Aparentemente, imensos volumes de sedimentos despencaram do talude continental da Terra Nova, para criar o que os cientistas chamam de “corredor de instabilidade”. Eles estimam que o último destes eventos “destrutivos” ocorreu há dezenas de milhares de anos, criando camadas de sedimento com até 100 metros de espessura.

Mas eles também são extremamente raros, segundo o cientista pesquisador de geologia marinha David Piper, do Serviço Geológico do Canadá. Ele passou vários anos estudando o leito marítimo em volta do Titanic.

Em termos de frequência, Piper compara esses eventos com a erupção do monte Vesúvio, na Itália, ou do monte Fuji, no Japão – da ordem de uma vez a cada dezenas de milhares até centenas de milhares de anos.

Outros eventos conhecidos como correntes de turbidez (em que a água fica carregada de sedimentos e flui pelo talude continental) são mais comuns e podem ser causados por tempestades. “Temos um intervalo de repetição, talvez, de 500 anos”, afirma Piper.

Mas a topografia do leito oceânico na região, provavelmente, direcionaria eventuais fluxos de sedimentos pelo chamado “vale do Titanic”, sem atingir os destroços.

Seiffert e Piper afirmam que é improvável que um evento deste tipo possa ter causado o desaparecimento do submarino Titan. Mas existem outras formações geológicas em volta do local dos destroços que ainda não foram exploradas.

Em uma expedição anterior ao Titanic com a OceanGate, Paul-Henry Nargeolet – ex-piloto de submarinos e mergulhador da marinha francesa e um dos cinco passageiros a bordo do submarino desaparecido – investigou um sinal misterioso captado por ele no sonar em 1996.

O sinal indicava um recife rochoso, coberto de vida marinha. Ele esperava poder investigar outro sinal que havia detectado perto dos destroços em expedições posteriores.

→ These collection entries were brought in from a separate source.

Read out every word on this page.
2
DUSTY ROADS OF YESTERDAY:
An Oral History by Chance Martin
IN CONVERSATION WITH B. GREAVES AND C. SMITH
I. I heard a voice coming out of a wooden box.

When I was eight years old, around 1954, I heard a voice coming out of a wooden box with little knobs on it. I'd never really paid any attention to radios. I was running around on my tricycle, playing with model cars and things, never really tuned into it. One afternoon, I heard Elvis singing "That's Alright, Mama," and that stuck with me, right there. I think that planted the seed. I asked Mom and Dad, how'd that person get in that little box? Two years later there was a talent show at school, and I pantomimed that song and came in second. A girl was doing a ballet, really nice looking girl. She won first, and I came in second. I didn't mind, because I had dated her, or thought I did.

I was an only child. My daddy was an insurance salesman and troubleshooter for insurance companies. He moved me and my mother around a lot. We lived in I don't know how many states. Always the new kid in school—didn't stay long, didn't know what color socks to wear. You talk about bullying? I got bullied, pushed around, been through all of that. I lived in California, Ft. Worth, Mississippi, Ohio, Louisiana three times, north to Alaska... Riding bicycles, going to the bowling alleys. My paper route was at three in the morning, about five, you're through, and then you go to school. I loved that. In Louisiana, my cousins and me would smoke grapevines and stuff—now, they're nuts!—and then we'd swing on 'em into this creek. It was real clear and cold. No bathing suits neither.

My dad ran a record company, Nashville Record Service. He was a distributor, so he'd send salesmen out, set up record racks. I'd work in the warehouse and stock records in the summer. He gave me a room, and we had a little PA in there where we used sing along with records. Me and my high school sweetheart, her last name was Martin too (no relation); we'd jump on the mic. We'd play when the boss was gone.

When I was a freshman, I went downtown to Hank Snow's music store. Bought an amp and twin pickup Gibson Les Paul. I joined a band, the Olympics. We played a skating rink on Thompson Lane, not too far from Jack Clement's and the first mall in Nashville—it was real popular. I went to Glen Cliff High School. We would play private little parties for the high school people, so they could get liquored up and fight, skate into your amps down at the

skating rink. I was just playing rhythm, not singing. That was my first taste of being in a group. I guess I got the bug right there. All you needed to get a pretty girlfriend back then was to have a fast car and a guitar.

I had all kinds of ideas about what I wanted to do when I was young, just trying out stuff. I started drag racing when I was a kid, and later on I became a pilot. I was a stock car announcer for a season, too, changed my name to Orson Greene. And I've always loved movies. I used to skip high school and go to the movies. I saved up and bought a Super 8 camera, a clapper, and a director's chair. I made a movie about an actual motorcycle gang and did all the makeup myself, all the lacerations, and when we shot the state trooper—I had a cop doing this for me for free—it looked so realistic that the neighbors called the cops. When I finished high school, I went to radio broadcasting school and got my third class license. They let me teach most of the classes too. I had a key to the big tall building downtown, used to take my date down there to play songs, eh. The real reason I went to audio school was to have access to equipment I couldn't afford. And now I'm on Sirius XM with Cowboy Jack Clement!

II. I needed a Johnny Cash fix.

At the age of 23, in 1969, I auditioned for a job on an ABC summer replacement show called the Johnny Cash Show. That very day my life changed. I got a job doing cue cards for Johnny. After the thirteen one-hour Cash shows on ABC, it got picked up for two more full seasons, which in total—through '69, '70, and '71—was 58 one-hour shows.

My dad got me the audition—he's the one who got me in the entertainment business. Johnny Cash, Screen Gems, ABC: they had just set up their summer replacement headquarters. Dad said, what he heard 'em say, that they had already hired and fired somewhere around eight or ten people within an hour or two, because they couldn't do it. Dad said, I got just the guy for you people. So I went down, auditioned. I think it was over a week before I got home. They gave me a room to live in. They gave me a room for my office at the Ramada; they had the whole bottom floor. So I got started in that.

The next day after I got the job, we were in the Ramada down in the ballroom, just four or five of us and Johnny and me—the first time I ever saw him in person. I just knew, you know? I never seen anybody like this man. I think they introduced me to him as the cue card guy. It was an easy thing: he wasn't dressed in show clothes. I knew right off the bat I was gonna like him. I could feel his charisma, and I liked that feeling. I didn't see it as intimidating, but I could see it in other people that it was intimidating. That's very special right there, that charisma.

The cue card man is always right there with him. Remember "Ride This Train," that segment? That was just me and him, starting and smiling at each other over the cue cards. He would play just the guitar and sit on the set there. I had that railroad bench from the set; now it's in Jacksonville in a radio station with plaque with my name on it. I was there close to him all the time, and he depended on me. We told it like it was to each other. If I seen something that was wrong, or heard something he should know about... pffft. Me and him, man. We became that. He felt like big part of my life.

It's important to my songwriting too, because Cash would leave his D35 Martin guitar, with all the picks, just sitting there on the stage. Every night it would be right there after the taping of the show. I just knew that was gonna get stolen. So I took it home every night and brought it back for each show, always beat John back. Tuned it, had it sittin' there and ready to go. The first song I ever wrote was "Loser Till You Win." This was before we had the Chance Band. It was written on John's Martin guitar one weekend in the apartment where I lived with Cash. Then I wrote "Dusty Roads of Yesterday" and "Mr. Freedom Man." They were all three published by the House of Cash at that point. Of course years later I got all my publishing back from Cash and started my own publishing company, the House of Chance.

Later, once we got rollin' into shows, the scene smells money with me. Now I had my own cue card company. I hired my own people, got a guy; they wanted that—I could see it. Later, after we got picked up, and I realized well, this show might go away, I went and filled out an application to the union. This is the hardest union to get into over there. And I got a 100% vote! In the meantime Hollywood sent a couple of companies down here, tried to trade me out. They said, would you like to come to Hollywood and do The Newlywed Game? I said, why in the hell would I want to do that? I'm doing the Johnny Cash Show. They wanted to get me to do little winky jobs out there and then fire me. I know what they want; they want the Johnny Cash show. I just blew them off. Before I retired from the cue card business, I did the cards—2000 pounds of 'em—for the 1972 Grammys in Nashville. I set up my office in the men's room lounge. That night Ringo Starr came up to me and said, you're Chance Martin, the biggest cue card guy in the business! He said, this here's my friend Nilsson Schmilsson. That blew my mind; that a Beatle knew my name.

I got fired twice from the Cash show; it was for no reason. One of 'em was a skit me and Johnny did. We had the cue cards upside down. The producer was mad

A busca pelo submarino perdido prossegue e existem poucas indicações do que pode ter acontecido com o Titan e seus tripulantes. Mas, em um ambiente tão inóspito e desafiador, os riscos de visitar os destroços do Titanic são tão relevantes hoje quanto em 1986, quando as primeiras pessoas a observar o navio desde o seu naufrágio fizeram sua viagem até as profundezas do oceano.

Nota: Apesar da definição genérica de submarino se aplicar também a embarcações submersíveis do tipo do Titan, tecnicamente falando uma embarcação submersível difere de um submarino pela sua capacidade autônoma de deslocamento. Segundo a National Oceanic and Atmospheric Administration, do Reino Unido, submarino é uma embarcação com capacidade de navegar no oceano por si mesma a partir de um porto de origem, enquanto um submersível possui reservas limitadas de energia tendo que ser transportado ao local de imersão por um outro veículo que se encarrega do lançamento e resgate do veículo.